A política nacional antidrogas é um fracasso. Hoje, os filhos da classe média passaram a cumprir pena no nosso sistema carcerário. Eles começam a se viciar em crack e a cometer delitos leves que deságuam no roubo. São filhos de professores, psiquiatras, advogados, médicos. E a sociedade parece não estar preocupada com isso. Um problema que é de saúde pública acabou sendo judicializado.
Há uma mudança?
Não sei se posso falar que é positivo, mas a classe média, que nunca se preocupou com o sistema penitenciário, porque era coisa para pobre e marginal, começa a ser afetada. Essas famílias passaram a fazer um périplo pelas Varas de Execução Penal para falar com os juízes, porque começaram a se dar conta de que os filhos podem ir para esse sistema que não recupera ninguém.
E o Judiciário?
Os juízes estão impotentes para lidar com o tráfico. Não é apenas fora do sistema, dentro dos presídios é um caos. Hoje não temos como tratar essas pessoas lá dentro. Seguramente, de 50% a 80% da população carcerária, variando conforme o Estado, é viciada em crack, que circula livremente nas celas.

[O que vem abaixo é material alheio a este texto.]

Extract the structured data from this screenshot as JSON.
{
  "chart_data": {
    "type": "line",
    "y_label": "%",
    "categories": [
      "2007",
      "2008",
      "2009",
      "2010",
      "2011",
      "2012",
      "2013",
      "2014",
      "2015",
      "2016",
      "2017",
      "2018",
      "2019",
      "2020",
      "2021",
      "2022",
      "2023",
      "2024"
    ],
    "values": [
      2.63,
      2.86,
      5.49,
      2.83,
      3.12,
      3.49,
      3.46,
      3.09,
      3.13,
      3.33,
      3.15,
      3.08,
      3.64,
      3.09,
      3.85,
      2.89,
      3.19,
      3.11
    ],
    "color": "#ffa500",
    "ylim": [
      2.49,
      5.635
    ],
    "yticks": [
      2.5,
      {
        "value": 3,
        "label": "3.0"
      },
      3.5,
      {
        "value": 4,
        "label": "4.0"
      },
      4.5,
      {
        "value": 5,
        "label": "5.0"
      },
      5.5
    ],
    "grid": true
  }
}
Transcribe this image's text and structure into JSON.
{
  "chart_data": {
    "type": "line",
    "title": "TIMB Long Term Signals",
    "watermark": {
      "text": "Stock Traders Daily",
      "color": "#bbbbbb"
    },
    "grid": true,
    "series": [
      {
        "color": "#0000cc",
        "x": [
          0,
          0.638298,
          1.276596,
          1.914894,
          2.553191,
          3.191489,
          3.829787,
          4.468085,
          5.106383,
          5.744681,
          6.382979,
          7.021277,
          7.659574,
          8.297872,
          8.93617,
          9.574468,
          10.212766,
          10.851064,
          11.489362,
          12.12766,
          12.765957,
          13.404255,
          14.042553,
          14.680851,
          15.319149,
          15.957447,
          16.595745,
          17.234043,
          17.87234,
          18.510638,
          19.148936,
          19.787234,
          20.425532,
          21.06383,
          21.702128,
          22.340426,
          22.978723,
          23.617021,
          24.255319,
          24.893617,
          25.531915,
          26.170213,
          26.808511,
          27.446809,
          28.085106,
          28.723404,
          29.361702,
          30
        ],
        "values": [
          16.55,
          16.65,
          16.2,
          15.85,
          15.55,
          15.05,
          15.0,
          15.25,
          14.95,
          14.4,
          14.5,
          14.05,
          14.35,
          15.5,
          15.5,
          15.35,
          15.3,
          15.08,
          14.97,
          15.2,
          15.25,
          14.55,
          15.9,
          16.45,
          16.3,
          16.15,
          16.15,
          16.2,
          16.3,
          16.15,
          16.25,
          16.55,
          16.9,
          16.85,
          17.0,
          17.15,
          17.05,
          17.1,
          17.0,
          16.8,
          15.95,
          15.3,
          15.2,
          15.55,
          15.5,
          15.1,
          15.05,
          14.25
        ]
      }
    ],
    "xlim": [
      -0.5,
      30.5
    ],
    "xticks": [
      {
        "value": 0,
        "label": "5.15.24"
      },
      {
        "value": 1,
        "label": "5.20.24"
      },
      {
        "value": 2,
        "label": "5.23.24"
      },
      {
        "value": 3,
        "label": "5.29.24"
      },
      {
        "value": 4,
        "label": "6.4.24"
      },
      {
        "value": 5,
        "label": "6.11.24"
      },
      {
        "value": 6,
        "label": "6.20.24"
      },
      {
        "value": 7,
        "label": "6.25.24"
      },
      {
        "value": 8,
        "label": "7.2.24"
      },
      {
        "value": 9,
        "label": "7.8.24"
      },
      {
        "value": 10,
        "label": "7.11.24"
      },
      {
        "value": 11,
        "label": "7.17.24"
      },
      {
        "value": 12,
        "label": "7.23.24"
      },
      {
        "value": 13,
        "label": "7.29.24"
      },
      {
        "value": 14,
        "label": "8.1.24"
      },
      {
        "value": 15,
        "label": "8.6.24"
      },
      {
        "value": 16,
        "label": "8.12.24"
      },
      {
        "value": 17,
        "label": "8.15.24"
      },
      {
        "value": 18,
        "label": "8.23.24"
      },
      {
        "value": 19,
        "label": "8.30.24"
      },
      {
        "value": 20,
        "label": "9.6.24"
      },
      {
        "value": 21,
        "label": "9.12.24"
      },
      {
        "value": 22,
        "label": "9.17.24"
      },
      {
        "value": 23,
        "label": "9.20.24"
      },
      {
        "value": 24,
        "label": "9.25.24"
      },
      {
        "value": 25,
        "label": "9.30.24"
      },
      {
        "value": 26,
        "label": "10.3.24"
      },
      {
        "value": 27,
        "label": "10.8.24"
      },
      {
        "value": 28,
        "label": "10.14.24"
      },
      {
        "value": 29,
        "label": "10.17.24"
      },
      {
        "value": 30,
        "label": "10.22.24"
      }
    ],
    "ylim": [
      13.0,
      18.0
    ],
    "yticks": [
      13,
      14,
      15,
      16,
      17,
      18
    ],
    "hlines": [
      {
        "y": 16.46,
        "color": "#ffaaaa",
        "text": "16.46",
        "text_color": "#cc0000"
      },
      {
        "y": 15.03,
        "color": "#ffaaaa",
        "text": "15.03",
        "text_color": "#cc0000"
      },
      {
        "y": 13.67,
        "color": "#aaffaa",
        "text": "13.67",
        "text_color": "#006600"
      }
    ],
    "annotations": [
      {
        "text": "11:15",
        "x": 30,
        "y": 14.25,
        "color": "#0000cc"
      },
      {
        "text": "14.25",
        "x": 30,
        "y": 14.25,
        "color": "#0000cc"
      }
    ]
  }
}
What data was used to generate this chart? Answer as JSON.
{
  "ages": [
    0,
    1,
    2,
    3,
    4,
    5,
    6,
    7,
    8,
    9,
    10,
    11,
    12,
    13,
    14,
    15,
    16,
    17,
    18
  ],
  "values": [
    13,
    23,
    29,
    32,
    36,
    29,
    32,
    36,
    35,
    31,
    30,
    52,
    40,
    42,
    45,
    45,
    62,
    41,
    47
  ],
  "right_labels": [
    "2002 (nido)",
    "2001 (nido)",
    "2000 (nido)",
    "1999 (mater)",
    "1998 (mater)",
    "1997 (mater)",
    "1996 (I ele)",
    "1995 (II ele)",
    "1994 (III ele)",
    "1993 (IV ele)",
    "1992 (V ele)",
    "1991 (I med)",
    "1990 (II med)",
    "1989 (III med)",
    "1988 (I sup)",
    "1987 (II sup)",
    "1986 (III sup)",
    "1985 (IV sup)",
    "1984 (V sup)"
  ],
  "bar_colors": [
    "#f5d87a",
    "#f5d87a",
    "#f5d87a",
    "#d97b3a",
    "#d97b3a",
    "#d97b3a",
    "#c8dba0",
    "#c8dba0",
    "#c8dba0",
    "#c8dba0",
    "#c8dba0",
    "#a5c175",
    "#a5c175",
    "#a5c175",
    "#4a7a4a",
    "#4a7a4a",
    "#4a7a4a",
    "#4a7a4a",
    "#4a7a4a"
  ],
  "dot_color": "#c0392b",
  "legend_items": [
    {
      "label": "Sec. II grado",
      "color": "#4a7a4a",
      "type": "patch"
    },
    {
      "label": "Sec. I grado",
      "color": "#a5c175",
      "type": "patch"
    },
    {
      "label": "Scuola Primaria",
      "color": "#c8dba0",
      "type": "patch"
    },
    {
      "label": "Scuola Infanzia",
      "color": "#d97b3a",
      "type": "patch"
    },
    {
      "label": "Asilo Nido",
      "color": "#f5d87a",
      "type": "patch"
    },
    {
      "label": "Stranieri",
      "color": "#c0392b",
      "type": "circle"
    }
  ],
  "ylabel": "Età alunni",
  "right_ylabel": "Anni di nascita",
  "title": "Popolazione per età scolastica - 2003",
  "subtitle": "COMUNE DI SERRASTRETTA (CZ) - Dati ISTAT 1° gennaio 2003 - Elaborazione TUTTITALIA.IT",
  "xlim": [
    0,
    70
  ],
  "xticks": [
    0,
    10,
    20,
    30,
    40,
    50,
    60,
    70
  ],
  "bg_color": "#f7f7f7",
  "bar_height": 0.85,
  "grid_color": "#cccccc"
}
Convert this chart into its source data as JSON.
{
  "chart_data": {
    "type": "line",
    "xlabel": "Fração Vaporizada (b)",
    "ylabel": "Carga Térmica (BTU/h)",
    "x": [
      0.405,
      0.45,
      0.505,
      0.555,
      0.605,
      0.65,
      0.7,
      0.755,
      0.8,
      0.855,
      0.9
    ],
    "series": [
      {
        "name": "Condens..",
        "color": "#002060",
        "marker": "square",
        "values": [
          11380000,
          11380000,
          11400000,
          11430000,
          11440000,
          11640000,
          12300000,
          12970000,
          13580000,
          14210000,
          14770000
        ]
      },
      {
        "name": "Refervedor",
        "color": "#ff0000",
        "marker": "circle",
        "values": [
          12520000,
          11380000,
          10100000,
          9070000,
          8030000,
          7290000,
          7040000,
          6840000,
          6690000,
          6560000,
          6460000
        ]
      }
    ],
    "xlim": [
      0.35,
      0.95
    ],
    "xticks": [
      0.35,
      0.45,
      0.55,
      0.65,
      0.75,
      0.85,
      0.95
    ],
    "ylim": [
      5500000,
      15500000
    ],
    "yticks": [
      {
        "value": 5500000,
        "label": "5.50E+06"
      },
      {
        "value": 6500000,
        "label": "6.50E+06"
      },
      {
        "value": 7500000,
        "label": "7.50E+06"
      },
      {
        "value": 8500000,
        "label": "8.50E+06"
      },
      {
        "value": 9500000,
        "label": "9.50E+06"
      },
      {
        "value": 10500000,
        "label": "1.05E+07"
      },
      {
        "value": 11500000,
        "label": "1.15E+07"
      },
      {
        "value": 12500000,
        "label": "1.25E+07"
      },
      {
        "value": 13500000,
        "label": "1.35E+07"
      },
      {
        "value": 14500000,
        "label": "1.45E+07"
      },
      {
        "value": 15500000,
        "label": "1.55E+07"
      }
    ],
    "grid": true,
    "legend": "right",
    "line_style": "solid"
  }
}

A prisão agrava esse vício?
É um erro se imaginar que ao prender o viciado o problema estará resolvido. Ao contrário, o problema será aumentado. (...) Temos uma bomba-relógio armada e pronta para estourar.
A política antidrogas não existe dentro do presídio?
Se a política nacional antidrogas fora do sistema é ruim, dentro dos presídios é duas vezes pior. Não existe tratamento nenhum. Temos uma lei que trata o usuário como problema de saúde pública, o que acho correto. Mas o problema de saúde pública foi transferido para a área de segurança pública, caindo na cloaca do sistema de justiça social que é o Poder Judiciário. Hoje temos dados de situações escandalosas. Pessoas que nunca tiveram o problema do vício passaram a se viciar em crack.
O que isso provoca?
Mais criminalidade. Porque esse sujeito vai procurar mais droga quando sair do sistema. O sistema é tão perverso que a família do preso hoje é refém do tráfico de drogas. Os familiares têm de levar celulares, facas. E quem não se submete a isso tem a família ameaçada ou é torturado dentro do presídio.
O comércio de drogas é volumoso dentro dos presídios?
Estima-se que no presídio central de Porto Alegre circulam por mês R$ 40 mil somente com tráfico de drogas. Isso é uma estimativa do que se trafica só ali dentro. Um fator preocupante que permite isso é o comprometimento de agentes penitenciários com o tráfico de drogas e armas.